South Korea's corporate regulator on Wednesday conditionally approved E.Land Corp.'s purchase of French retailer Carrefour's local operations.
The decision by the Fair Trade Commission (FTC) calls for three stores belonging to the merged company to be sold to a third party within six months of the takeover to negate concerns of excessive market concentration. This could lead to a rise in prices that could hurt consumers.
The three stores cited must be those in Seongnam, south of Seoul, Anyang-Gunpo in Gyeonggi Province, and Suncheon in South Jeolla Province.
The purchase of Carrefour, the country's fourth-largest retailer, will officially be made by E.Land Retails, a company set up specifically to buy Carrefour, and an affiliate of Fine Capital Corporation.

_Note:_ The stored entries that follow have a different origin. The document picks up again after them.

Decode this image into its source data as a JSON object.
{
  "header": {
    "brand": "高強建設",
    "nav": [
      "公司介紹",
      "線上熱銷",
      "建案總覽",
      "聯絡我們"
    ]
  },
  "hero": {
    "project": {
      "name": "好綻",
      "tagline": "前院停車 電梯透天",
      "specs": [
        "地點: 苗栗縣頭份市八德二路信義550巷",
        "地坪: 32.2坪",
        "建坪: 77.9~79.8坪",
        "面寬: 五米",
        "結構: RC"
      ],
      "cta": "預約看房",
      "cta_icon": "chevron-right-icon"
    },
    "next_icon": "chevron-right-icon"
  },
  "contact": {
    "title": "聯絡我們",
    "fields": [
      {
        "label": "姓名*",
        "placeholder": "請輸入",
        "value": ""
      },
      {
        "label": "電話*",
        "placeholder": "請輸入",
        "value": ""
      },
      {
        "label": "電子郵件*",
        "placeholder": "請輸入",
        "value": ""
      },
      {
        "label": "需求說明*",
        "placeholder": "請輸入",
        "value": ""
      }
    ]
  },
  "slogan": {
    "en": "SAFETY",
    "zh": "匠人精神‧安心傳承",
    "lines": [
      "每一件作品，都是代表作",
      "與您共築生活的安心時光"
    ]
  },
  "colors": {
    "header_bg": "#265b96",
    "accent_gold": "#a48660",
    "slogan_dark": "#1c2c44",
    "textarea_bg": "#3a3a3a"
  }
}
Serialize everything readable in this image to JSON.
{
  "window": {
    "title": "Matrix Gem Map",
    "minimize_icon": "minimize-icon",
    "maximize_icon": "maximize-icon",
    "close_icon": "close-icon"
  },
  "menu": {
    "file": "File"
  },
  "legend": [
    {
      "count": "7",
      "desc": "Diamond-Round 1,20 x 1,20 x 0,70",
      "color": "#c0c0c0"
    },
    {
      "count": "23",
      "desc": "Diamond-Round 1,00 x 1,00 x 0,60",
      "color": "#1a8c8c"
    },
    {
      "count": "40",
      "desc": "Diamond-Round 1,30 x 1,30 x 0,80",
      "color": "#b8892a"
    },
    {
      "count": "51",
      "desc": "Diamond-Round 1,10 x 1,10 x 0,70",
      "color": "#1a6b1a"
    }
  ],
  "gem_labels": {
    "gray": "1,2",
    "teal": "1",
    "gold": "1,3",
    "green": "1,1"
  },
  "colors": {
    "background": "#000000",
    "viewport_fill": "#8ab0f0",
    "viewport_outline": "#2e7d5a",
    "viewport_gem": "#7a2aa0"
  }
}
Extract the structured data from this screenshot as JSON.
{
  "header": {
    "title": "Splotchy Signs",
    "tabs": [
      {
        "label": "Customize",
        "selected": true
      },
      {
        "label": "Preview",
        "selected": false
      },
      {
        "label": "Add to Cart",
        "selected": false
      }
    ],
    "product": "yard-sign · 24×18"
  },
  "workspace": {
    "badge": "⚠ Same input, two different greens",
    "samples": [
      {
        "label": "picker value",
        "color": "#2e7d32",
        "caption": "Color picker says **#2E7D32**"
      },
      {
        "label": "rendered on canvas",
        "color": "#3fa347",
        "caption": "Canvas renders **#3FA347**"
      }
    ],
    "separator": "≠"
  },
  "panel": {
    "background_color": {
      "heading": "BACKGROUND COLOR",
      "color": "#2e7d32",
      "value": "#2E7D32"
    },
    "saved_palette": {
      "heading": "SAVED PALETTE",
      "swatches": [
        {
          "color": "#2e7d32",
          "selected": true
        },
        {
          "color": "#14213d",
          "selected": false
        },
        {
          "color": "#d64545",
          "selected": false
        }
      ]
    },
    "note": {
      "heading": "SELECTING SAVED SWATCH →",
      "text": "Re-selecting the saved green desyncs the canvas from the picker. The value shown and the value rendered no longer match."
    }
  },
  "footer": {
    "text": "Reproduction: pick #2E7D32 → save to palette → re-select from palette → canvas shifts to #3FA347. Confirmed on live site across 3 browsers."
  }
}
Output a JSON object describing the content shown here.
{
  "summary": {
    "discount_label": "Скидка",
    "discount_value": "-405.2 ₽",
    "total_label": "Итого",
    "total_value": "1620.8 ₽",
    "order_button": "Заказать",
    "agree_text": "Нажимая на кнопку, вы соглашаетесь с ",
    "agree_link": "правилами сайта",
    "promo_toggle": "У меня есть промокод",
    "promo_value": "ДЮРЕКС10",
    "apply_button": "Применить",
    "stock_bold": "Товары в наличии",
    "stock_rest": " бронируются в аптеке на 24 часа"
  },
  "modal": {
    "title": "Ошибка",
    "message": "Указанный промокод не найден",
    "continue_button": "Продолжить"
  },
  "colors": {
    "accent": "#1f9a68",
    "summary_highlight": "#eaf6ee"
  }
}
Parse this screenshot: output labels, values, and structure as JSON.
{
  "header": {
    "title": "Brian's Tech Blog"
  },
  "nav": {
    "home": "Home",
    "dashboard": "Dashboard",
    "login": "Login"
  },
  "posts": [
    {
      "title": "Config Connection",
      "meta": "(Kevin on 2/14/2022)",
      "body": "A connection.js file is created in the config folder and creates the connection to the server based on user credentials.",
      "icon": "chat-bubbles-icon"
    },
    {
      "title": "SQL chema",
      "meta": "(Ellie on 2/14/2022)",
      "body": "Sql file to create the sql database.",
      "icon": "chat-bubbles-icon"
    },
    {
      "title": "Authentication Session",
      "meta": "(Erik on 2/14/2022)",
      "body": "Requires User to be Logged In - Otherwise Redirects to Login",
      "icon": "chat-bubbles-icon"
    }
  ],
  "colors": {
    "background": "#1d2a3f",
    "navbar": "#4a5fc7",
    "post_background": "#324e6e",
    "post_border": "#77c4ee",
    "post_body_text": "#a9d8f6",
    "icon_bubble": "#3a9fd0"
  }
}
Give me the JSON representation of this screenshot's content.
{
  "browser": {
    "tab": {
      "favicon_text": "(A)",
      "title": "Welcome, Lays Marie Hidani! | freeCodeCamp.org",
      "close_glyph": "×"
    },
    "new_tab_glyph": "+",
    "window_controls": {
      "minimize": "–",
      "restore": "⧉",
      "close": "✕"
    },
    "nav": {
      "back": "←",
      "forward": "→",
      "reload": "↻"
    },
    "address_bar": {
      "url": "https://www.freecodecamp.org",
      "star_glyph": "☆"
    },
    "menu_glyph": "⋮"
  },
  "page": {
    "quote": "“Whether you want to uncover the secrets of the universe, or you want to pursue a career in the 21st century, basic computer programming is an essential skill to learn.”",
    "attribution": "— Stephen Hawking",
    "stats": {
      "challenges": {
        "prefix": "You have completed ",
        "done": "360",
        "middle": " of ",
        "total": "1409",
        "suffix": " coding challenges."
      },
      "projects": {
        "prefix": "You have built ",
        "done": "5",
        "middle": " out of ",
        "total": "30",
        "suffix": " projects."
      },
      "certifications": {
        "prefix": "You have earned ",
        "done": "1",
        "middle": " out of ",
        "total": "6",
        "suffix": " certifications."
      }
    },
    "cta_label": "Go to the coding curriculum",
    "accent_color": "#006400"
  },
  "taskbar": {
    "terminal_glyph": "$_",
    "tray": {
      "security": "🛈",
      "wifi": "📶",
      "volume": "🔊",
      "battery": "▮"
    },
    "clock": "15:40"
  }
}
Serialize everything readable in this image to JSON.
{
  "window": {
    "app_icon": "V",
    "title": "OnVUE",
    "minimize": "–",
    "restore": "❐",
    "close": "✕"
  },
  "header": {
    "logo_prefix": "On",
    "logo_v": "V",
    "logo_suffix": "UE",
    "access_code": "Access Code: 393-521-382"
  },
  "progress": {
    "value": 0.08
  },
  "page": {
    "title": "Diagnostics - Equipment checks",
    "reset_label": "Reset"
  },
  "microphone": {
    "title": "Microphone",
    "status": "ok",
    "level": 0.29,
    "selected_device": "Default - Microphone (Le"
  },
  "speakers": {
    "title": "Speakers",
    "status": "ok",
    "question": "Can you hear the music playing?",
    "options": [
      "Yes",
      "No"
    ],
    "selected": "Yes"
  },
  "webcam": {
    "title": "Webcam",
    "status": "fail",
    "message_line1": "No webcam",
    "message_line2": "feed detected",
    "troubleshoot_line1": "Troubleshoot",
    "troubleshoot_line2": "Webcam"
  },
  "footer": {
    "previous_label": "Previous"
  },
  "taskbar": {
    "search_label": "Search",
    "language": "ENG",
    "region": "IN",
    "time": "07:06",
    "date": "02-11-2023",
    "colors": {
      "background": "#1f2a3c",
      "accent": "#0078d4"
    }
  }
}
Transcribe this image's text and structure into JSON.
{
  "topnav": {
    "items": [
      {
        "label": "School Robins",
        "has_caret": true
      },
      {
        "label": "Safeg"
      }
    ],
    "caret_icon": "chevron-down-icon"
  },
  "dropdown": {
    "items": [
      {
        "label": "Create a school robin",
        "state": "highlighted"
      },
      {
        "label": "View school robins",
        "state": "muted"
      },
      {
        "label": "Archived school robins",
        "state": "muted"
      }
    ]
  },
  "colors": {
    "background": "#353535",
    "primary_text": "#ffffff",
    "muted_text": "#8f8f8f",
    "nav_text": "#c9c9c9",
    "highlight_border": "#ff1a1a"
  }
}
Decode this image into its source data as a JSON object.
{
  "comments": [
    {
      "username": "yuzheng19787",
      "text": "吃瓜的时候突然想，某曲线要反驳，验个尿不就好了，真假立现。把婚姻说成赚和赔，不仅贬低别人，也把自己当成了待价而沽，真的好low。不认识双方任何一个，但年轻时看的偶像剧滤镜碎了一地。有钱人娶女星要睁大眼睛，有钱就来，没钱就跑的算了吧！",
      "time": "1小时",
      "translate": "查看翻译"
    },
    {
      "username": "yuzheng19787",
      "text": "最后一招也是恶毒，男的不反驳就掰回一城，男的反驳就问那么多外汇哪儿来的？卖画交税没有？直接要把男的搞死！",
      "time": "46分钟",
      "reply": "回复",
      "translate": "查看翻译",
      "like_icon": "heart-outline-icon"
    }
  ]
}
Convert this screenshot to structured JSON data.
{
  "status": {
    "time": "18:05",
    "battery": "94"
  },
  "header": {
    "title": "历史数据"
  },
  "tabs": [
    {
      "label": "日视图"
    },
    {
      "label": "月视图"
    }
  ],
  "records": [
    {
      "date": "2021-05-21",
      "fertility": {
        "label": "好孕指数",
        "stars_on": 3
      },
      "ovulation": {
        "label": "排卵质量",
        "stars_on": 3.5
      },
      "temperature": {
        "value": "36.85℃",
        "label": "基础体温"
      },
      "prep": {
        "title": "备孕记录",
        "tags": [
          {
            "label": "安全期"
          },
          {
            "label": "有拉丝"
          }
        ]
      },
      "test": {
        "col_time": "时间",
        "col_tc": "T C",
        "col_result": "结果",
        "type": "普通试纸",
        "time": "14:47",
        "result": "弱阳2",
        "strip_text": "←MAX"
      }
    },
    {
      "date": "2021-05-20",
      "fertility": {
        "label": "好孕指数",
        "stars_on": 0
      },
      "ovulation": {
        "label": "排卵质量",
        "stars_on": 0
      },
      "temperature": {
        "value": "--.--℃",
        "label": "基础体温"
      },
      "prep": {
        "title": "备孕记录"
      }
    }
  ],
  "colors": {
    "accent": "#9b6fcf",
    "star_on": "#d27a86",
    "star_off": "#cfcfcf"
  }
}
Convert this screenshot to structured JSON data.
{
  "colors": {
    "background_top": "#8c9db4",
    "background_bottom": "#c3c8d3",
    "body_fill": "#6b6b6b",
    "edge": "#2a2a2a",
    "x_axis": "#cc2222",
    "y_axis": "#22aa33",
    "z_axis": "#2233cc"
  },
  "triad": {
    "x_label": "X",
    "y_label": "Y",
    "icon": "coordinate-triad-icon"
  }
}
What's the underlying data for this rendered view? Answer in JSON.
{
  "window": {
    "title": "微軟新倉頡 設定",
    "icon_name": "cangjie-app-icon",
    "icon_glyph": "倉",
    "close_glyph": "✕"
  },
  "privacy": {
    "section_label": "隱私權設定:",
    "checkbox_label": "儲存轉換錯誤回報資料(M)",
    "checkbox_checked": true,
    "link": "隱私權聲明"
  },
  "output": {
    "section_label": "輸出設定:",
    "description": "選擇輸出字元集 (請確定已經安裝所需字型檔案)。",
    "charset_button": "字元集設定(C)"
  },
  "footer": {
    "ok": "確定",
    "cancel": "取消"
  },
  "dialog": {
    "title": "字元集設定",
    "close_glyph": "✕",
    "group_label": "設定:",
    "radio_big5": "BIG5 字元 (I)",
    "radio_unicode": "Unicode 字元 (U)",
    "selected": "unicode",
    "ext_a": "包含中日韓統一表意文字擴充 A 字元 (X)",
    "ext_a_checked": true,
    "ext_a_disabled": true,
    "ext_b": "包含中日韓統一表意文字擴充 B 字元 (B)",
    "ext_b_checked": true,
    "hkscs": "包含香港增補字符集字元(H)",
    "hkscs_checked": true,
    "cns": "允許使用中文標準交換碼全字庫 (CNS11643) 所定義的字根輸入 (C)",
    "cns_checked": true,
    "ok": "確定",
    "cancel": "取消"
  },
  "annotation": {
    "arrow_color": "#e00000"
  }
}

The FTC's decision-making body had debated Carrefour's sale late last month, but postponed it.
"The FTC reached its decision because E.Land was not one of the top three players in the retail store market last year, and because it pledged to operate all stores without changing the type of products sold," said an FTC spokesman.
E.Land already operates the 2001 Outlet stores and New Core Co., but neither is a dominant force in the local retail market The FTC approval is expected to have an impact on the domestic market, where local retailers like E-mart and Lottemart are locked in a fierce battle to expand their respective market shares.
E.Land announced in April that it wanted to buy Carrefour Korea Ltd. for 1.75 trillion won (US$1.82 billion).
Carrefour SA, meanwhile, said it wants to sell all 32 local stores and exit the country. It has been struggling to attract consumers ever since Carrefour Korea opened its first store in 1996.